Reading scientist named among ‘world’s best’ as Meteorology researchers receive high-profile awards
Release Date 10 May 2018
Another University of Reading scientist has been elected a Fellow of the Royal Society (FRS), adding to its list of renowned researchers.
Emeritus Professor Graeme Stephens was among 50 distinguished scientists from the UK and Commonwealth named on Wednesday as Fellows or Foreign Members of the Royal Society. He joins entrepreneur Elon Musk and broadcaster Jim Al-Khalili OBE in being elected this week, and becomes Reading’s ninth FRS.
Professor Stephens will receive the Mason Gold Medal, Professor John Methven will receive the Buchan Prize, Dr Peter Inness will receive the Gordon Manley Weather Prize, and Visiting Professor Alan Thorpe will be named an Honorary Fellow – the highest award of membership made by the Society.
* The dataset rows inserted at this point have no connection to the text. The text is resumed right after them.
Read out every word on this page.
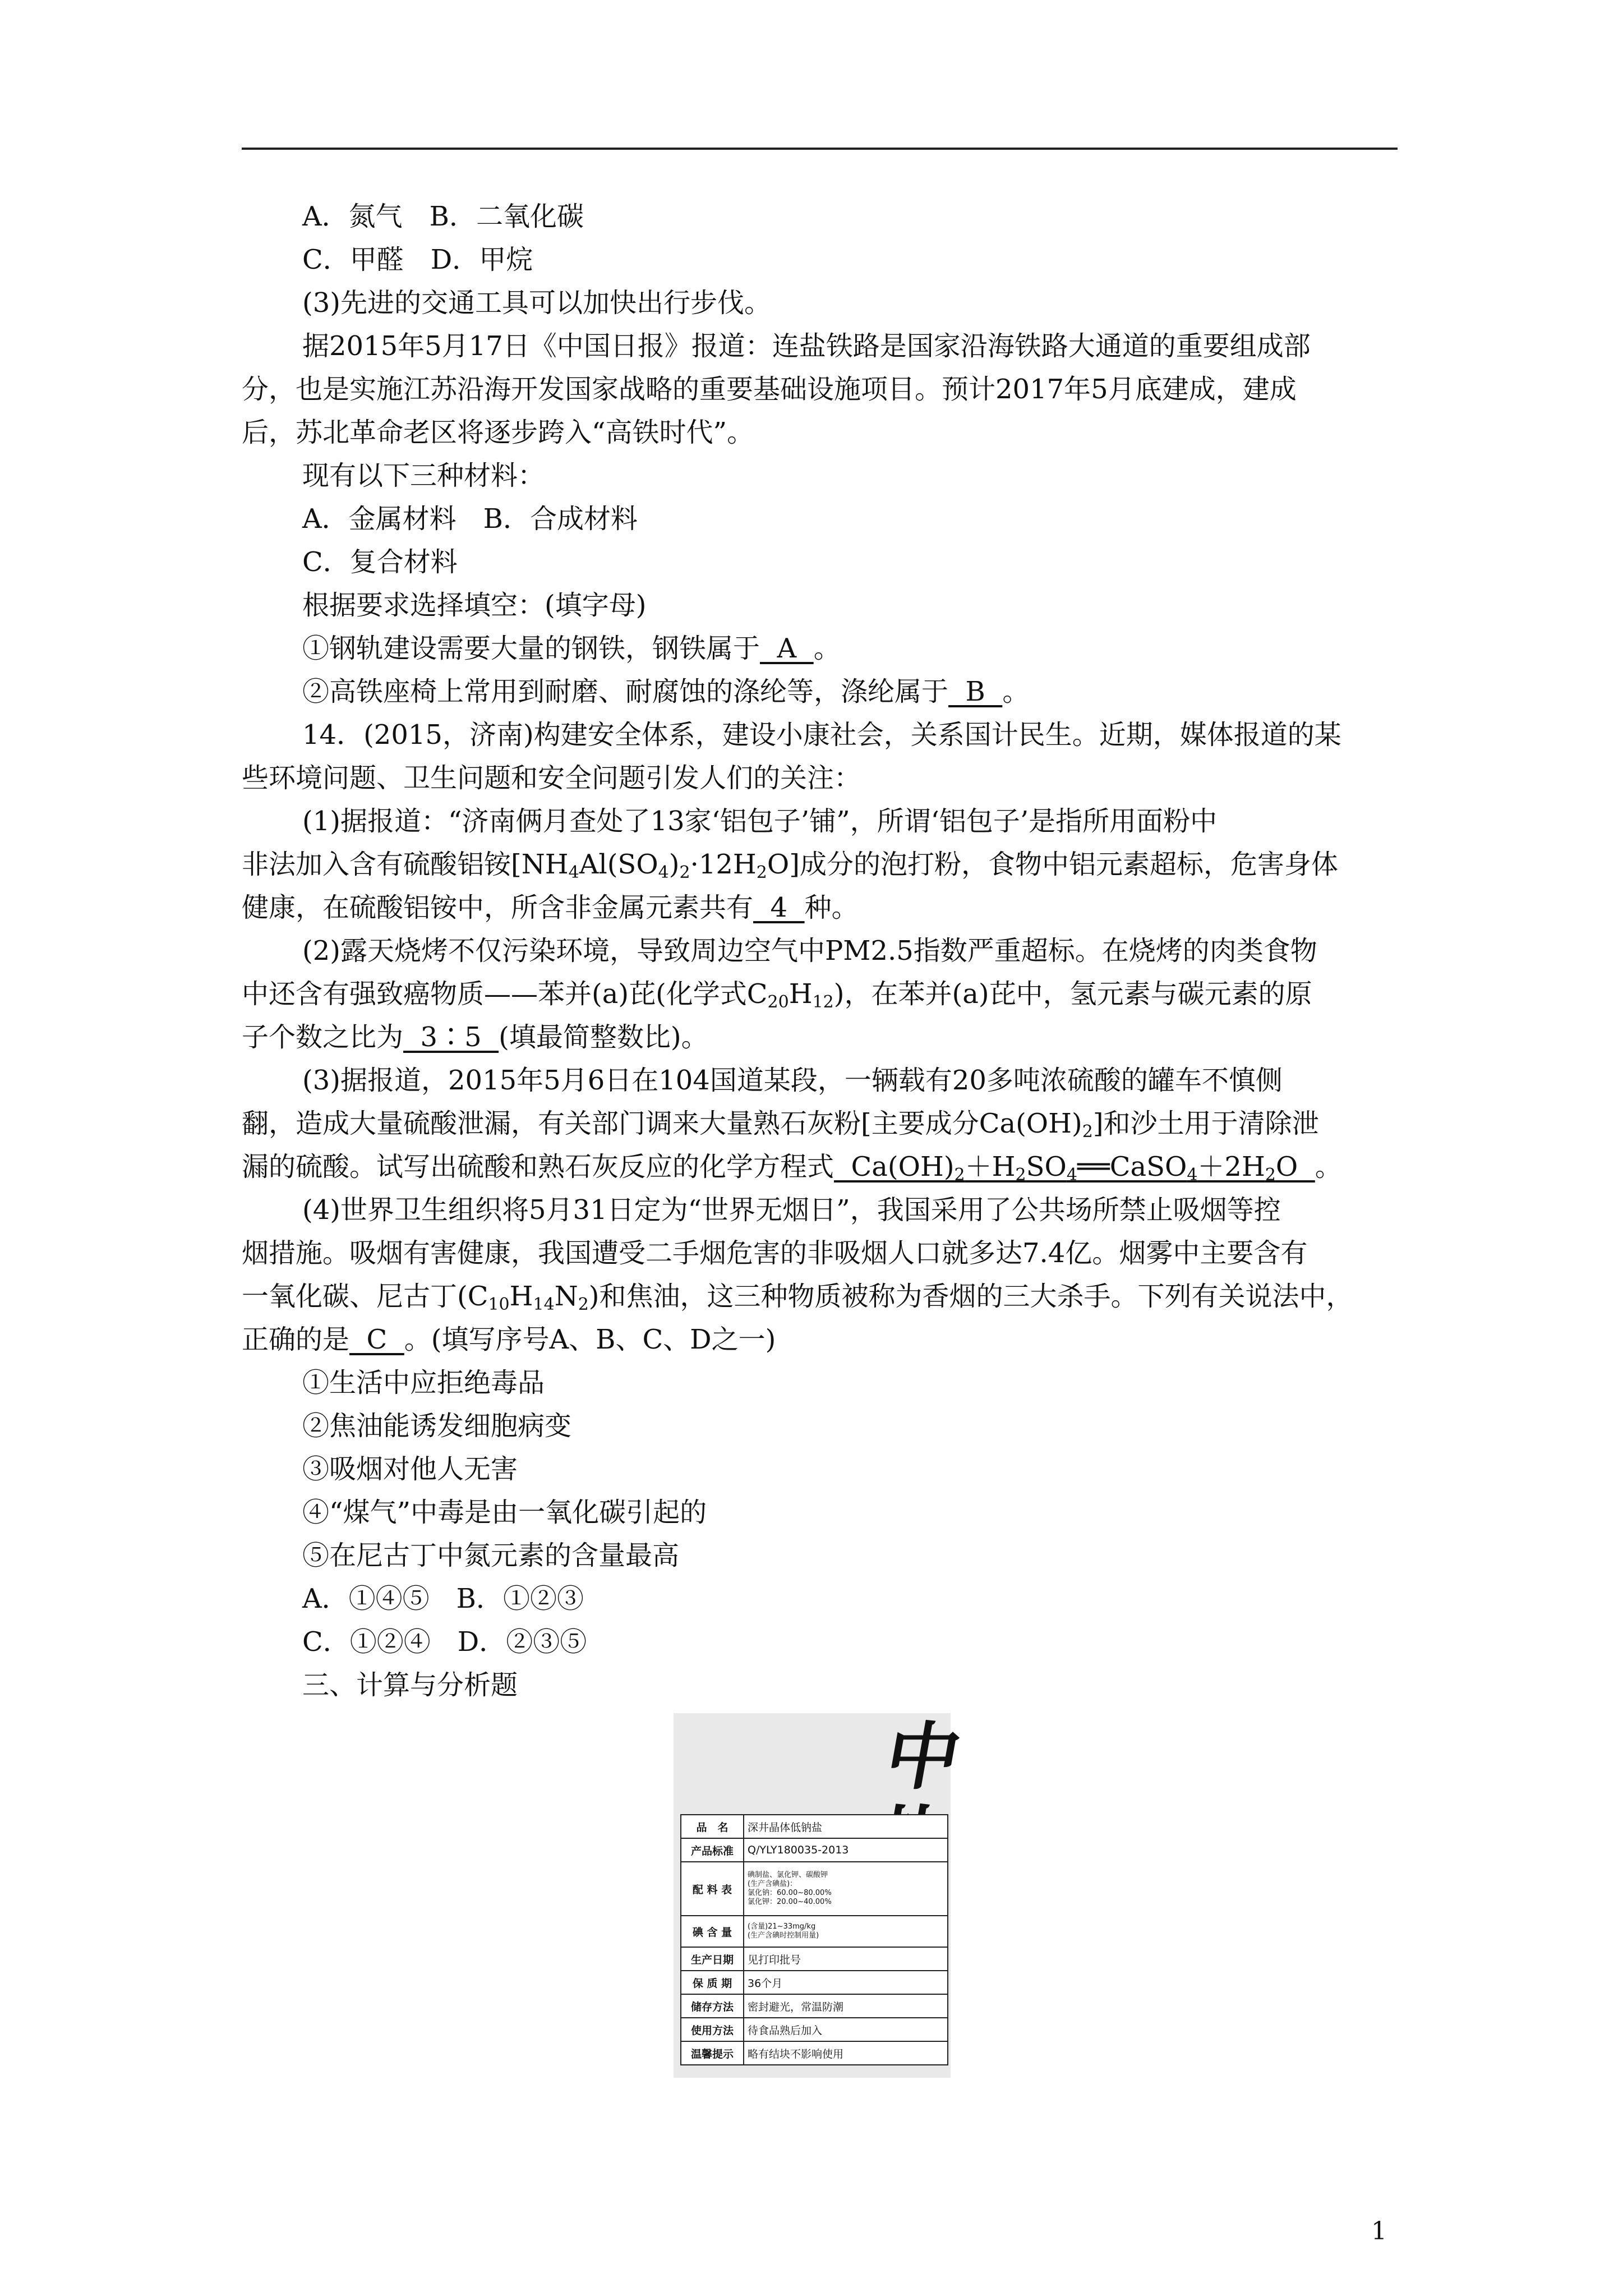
A．氮气　B．二氧化碳
C．甲醛　D．甲烷
(3)先进的交通工具可以加快出行步伐。
据2015年5月17日《中国日报》报道：连盐铁路是国家沿海铁路大通道的重要组成部
分，也是实施江苏沿海开发国家战略的重要基础设施项目。预计2017年5月底建成，建成
后，苏北革命老区将逐步跨入“高铁时代”。
现有以下三种材料：
A．金属材料　B．合成材料
C．复合材料
根据要求选择填空：(填字母)
①钢轨建设需要大量的钢铁，钢铁属于  A  。
②高铁座椅上常用到耐磨、耐腐蚀的涤纶等，涤纶属于  B  。
14．(2015，济南)构建安全体系，建设小康社会，关系国计民生。近期，媒体报道的某
些环境问题、卫生问题和安全问题引发人们的关注：
(1)据报道：“济南俩月查处了13家‘铝包子’铺”，所谓‘铝包子’是指所用面粉中
非法加入含有硫酸铝铵$[NH_4Al(SO_4)_2\cdot 12H_2O]$成分的泡打粉，食物中铝元素超标，危害身体
健康，在硫酸铝铵中，所含非金属元素共有  4  种。
(2)露天烧烤不仅污染环境，导致周边空气中PM2.5指数严重超标。在烧烤的肉类食物
中还含有强致癌物质——苯并(a)芘(化学式$C_{20}H_{12}$)，在苯并(a)芘中，氢元素与碳元素的原
子个数之比为  3∶5  (填最简整数比)。
(3)据报道，2015年5月6日在104国道某段，一辆载有20多吨浓硫酸的罐车不慎侧
翻，造成大量硫酸泄漏，有关部门调来大量熟石灰粉[主要成分$Ca(OH)_2$]和沙土用于清除泄
漏的硫酸。试写出硫酸和熟石灰反应的化学方程式  $Ca(OH)_2+H_2SO_4══CaSO_4+2H_2O$  。
(4)世界卫生组织将5月31日定为“世界无烟日”，我国采用了公共场所禁止吸烟等控
烟措施。吸烟有害健康，我国遭受二手烟危害的非吸烟人口就多达7.4亿。烟雾中主要含有
一氧化碳、尼古丁$(C_{10}H_{14}N_2)$和焦油，这三种物质被称为香烟的三大杀手。下列有关说法中，
正确的是  C  。(填写序号A、B、C、D之一)
①生活中应拒绝毒品
②焦油能诱发细胞病变
③吸烟对他人无害
④“煤气”中毒是由一氧化碳引起的
⑤在尼古丁中氮元素的含量最高
A．①④⑤　B．①②③
C．①②④　D．②③⑤
三、计算与分析题
中盐
品　名	深井晶体低钠盐
产品标准	Q/YLY180035-2013
配 料 表	碘制盐、氯化钾、碳酸钾
(生产含碘盐)：
氯化钠：60.00~80.00%
氯化钾：20.00~40.00%
碘 含 量	(含量)21~33mg/kg
(生产含碘时控制用量)
生产日期	见打印批号
保 质 期	36个月
储存方法	密封避光，常温防潮
使用方法	待食品熟后加入
温馨提示	略有结块不影响使用
1
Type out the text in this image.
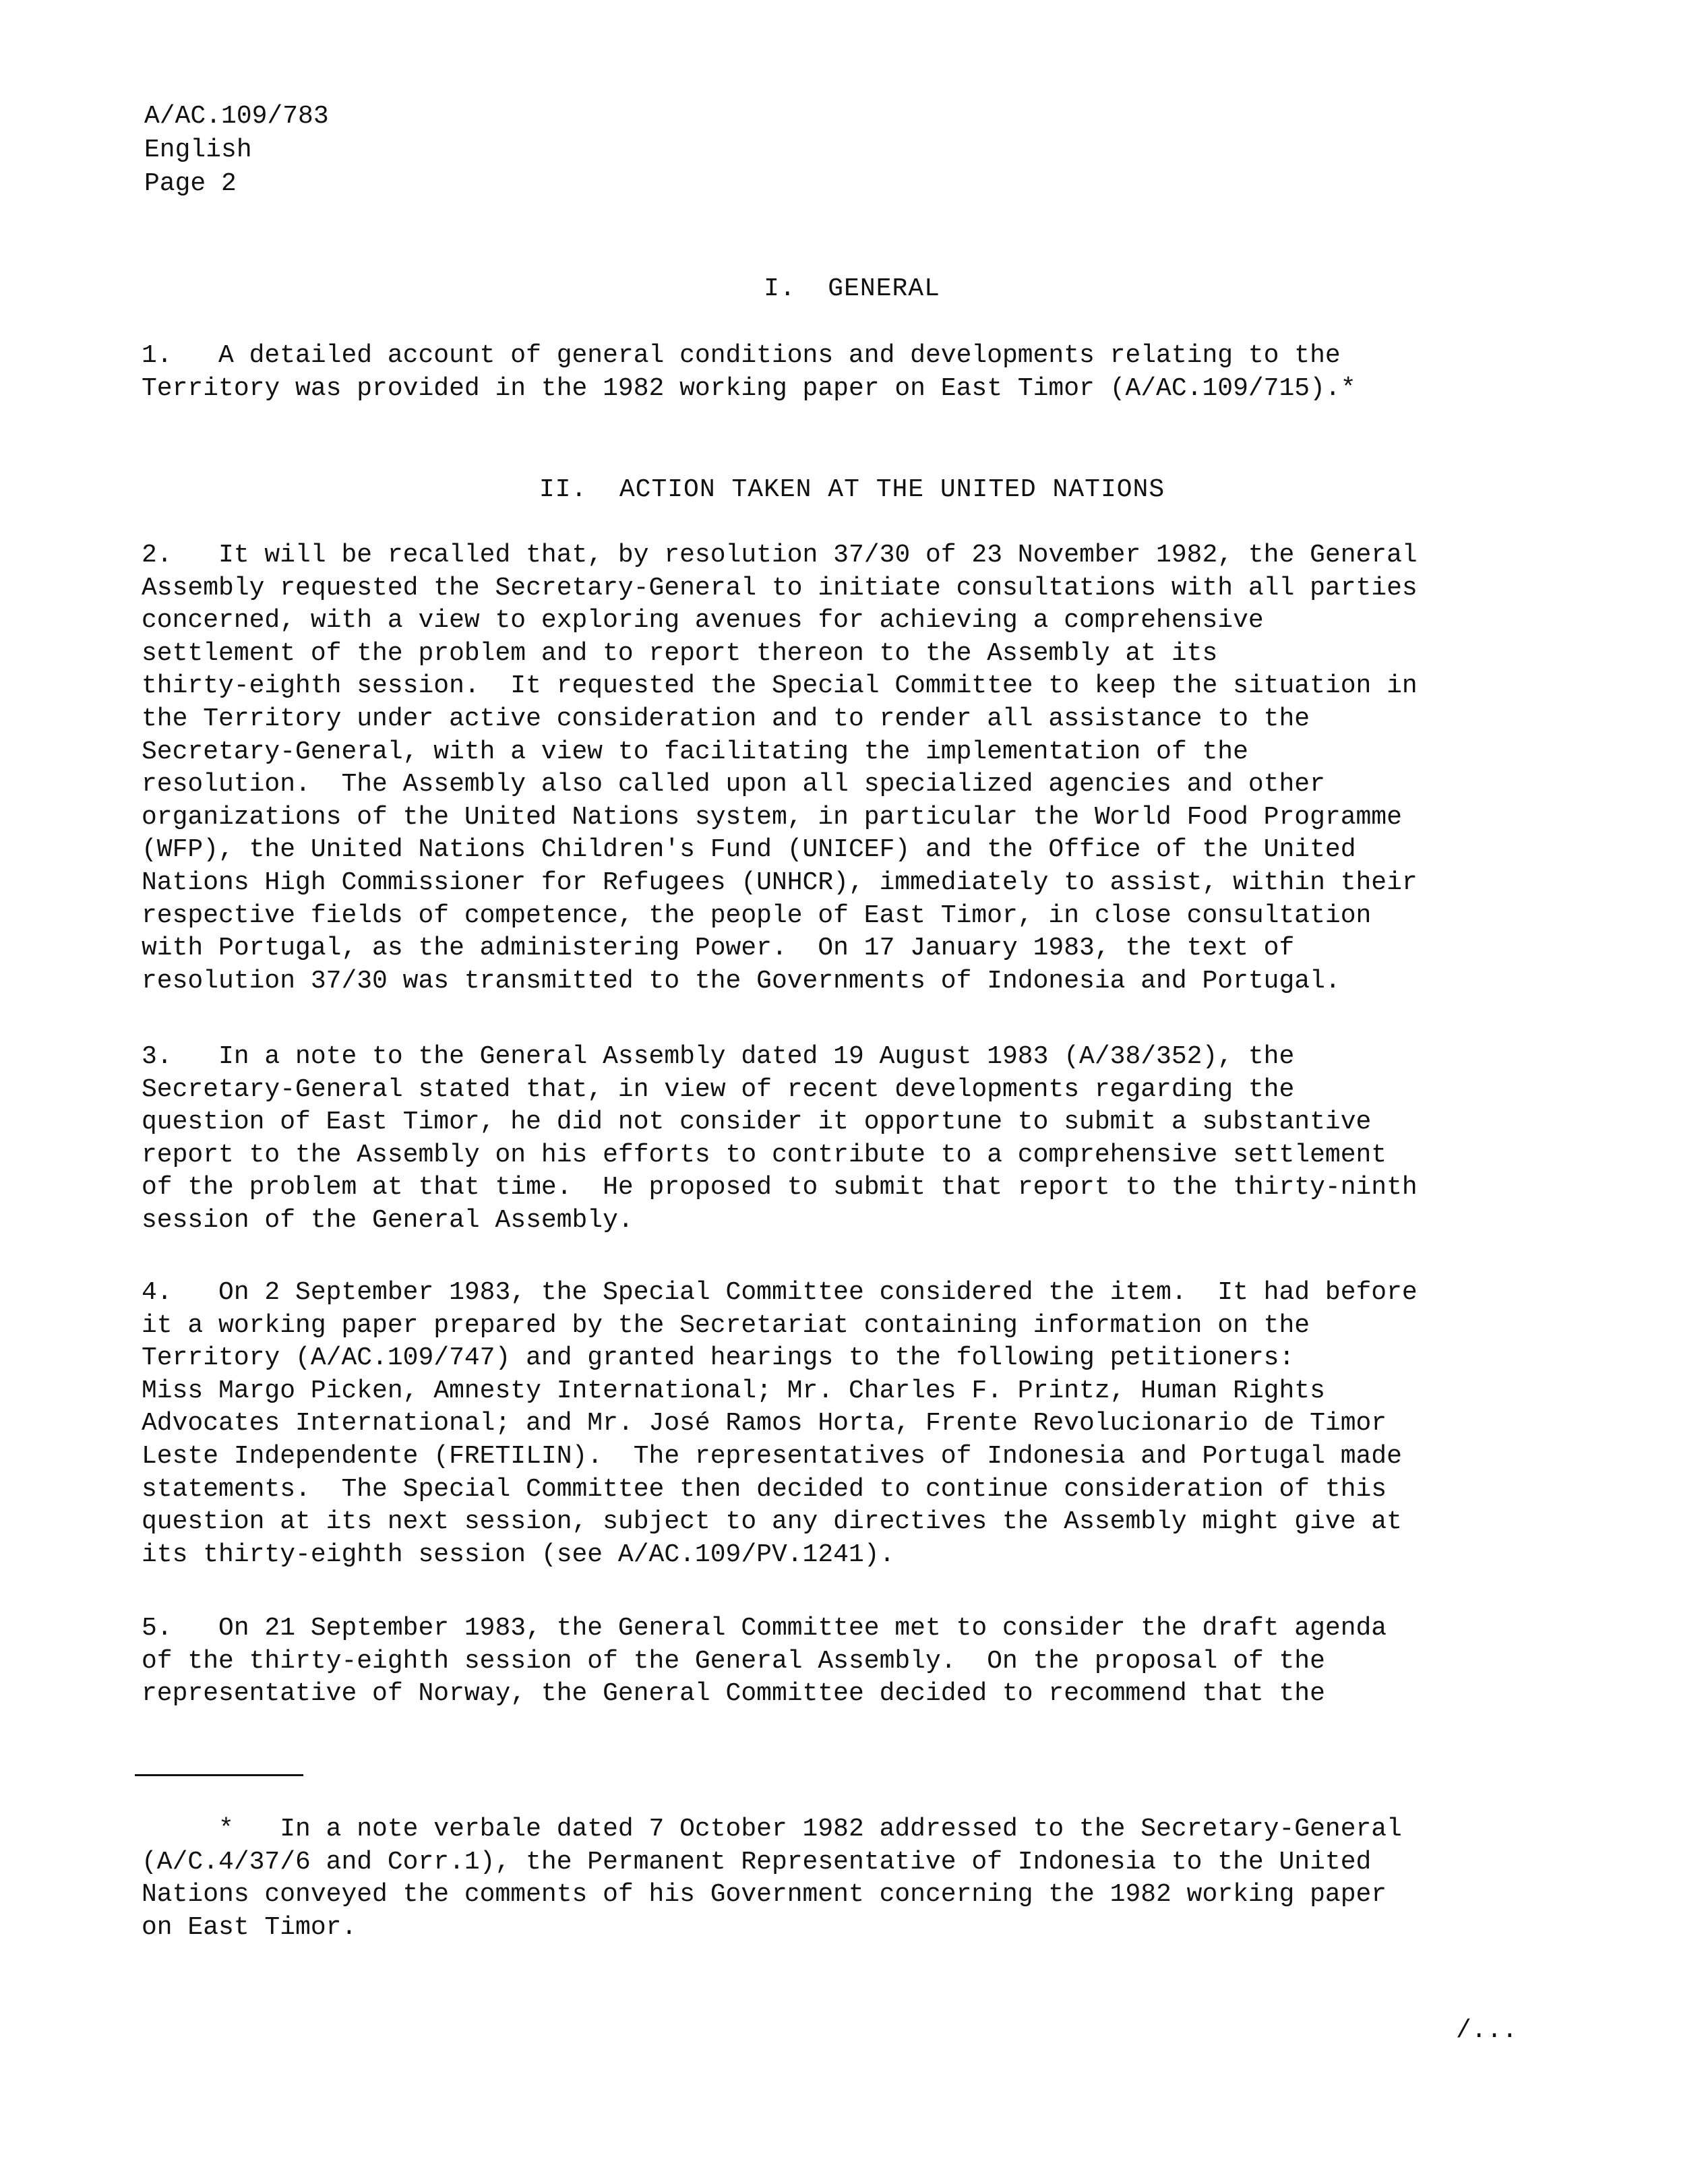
A/AC.109/783
English
Page 2
I.  GENERAL
1.   A detailed account of general conditions and developments relating to the
Territory was provided in the 1982 working paper on East Timor (A/AC.109/715).*
II.  ACTION TAKEN AT THE UNITED NATIONS
2.   It will be recalled that, by resolution 37/30 of 23 November 1982, the General
Assembly requested the Secretary-General to initiate consultations with all parties
concerned, with a view to exploring avenues for achieving a comprehensive
settlement of the problem and to report thereon to the Assembly at its
thirty-eighth session.  It requested the Special Committee to keep the situation in
the Territory under active consideration and to render all assistance to the
Secretary-General, with a view to facilitating the implementation of the
resolution.  The Assembly also called upon all specialized agencies and other
organizations of the United Nations system, in particular the World Food Programme
(WFP), the United Nations Children's Fund (UNICEF) and the Office of the United
Nations High Commissioner for Refugees (UNHCR), immediately to assist, within their
respective fields of competence, the people of East Timor, in close consultation
with Portugal, as the administering Power.  On 17 January 1983, the text of
resolution 37/30 was transmitted to the Governments of Indonesia and Portugal.
3.   In a note to the General Assembly dated 19 August 1983 (A/38/352), the
Secretary-General stated that, in view of recent developments regarding the
question of East Timor, he did not consider it opportune to submit a substantive
report to the Assembly on his efforts to contribute to a comprehensive settlement
of the problem at that time.  He proposed to submit that report to the thirty-ninth
session of the General Assembly.
4.   On 2 September 1983, the Special Committee considered the item.  It had before
it a working paper prepared by the Secretariat containing information on the
Territory (A/AC.109/747) and granted hearings to the following petitioners:
Miss Margo Picken, Amnesty International; Mr. Charles F. Printz, Human Rights
Advocates International; and Mr. José Ramos Horta, Frente Revolucionario de Timor
Leste Independente (FRETILIN).  The representatives of Indonesia and Portugal made
statements.  The Special Committee then decided to continue consideration of this
question at its next session, subject to any directives the Assembly might give at
its thirty-eighth session (see A/AC.109/PV.1241).
5.   On 21 September 1983, the General Committee met to consider the draft agenda
of the thirty-eighth session of the General Assembly.  On the proposal of the
representative of Norway, the General Committee decided to recommend that the
*   In a note verbale dated 7 October 1982 addressed to the Secretary-General
(A/C.4/37/6 and Corr.1), the Permanent Representative of Indonesia to the United
Nations conveyed the comments of his Government concerning the 1982 working paper
on East Timor.
/...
A total of 14 awards and three Honorary Fellowships for 2017 will be presented at the RMetS AGM.
Professor Richard Allan, Joint Head of the Department of Meteorology at the University of Reading, said: “These prestigious awards are all recognition of the huge contribution to meteorology made by Reading scientists. Their world leading advances in weather and climate research address some of the most prominent issues facing humankind and will help shape the world for decades to come.”
Professor Stephens, a recent member of the Meteorology Department and now an Emeritus Professor in the same department at Reading, is also Director of the Center for Climate Sciences at California Institute of Technology’s Jet Propulsion Laboratory. His expertise spans remote sensing of clouds and rainfall, interaction of solar and thermal radiation within the atmosphere and understanding the Earth’s energy budget and how it determines the planet’s water cycle and climate.
Last year, Reading’s Professor Jonathan Gregory was elected as an FRS. Other Fellows at Reading are Regius Professor Keith Shine, Professor Ted Shepherd, Professor Mike Lockwood, Emeritus Professor Sir Brian Hoskins, and Visiting Professor Dame Julia Slingo (all from the Department of Meteorology) as well as Reading’s Professor Mark Pagel (Biological Sciences), Emeritus Professor John Allen (Archaeology) and Professor Ian Mills (Chemistry).
The Royal Society was founded in the 17th century and brings together international experts to recognise, promote and support excellence in science and encourage the development and use of science for the benefit of humanity. Past Fellows and Foreign Members have included Isaac Newton, Charles Darwin, Albert Einstein and Stephen Hawking.
Venki Ramakrishnan, President of the Royal Society, said: “Our Fellows are key to the Royal Society’s fundamental purpose of using science for the benefit of humanity. From Norwich to Melbourne to Ethiopia, this year’s newly elected Fellows and Foreign Members of the Royal Society are testament that science is a global endeavour and excellent ideas transcend borders.
“We also recognise the cutting edge innovation taking place across industry, with many of this year’s Fellows coming from the thriving tech industry. For their outstanding contributions to research and innovation, both now and in the future, it gives me great pleasure to welcome the world’s best scientists into the ranks of the Royal Society.”